After a few days of letting this news sink in, I had a few thoughts. When I choose to marry someone, like I am going to do in June, I choose them. I choose to love them knowing that they will disappoint me, hurt me, and do things that really aggravate me, but in spite of this, I choose to love them. Regardless of the season, rich or poor, sick or in great health, whatever circumstance, I choose to love them. Why have I never loved myself like this?
It has always been about my performance.
If I've had an unproductive day, I am the last to be gracious to myself. If I am not seeing progress in my life in all areas at all times, I speak to myself as if I were a CEO chastising an employee for lack of task completion. Whether it be a day I kill my workout, ace homework assignments, and serve others, or whether it be a day I completely waste wallowing in pity, let my love never waver.

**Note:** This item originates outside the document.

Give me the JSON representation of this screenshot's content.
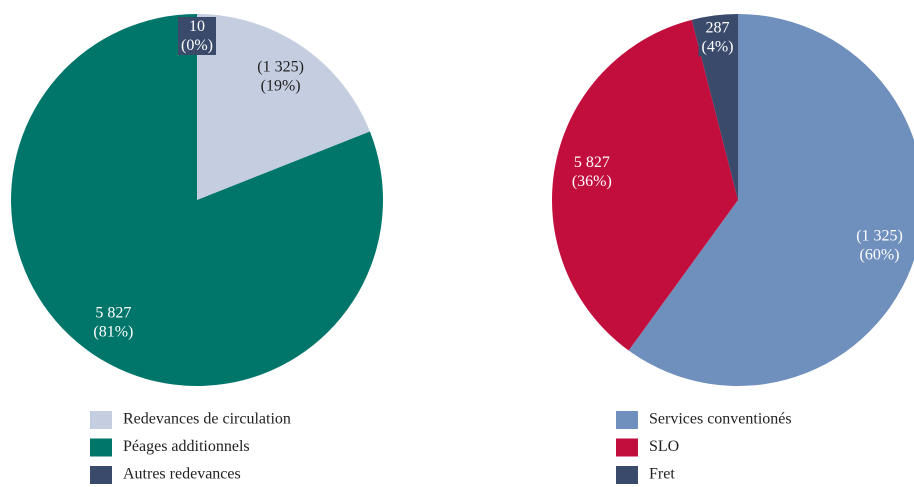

I wouldn't dare abandon those I love due to their performance, but I never thought about loving myself like I love others. We're told to love others as we love ourselves, but in some areas, we need to love ourselves like we love others. When we are commanded to offer love and grace to others, that is a command to extend love and grace to ourselves as well.
So tonight, as I struggled with emotions of anger, discouragement, and sadness, I realized that this is a time in which I should be extending grace to myself. As long as the healing process takes, I am going to love myself through it because regardless of what I can or can't do, I have value. I am a person without control of many circumstances but with total control of my responses, and I choose to respond with love.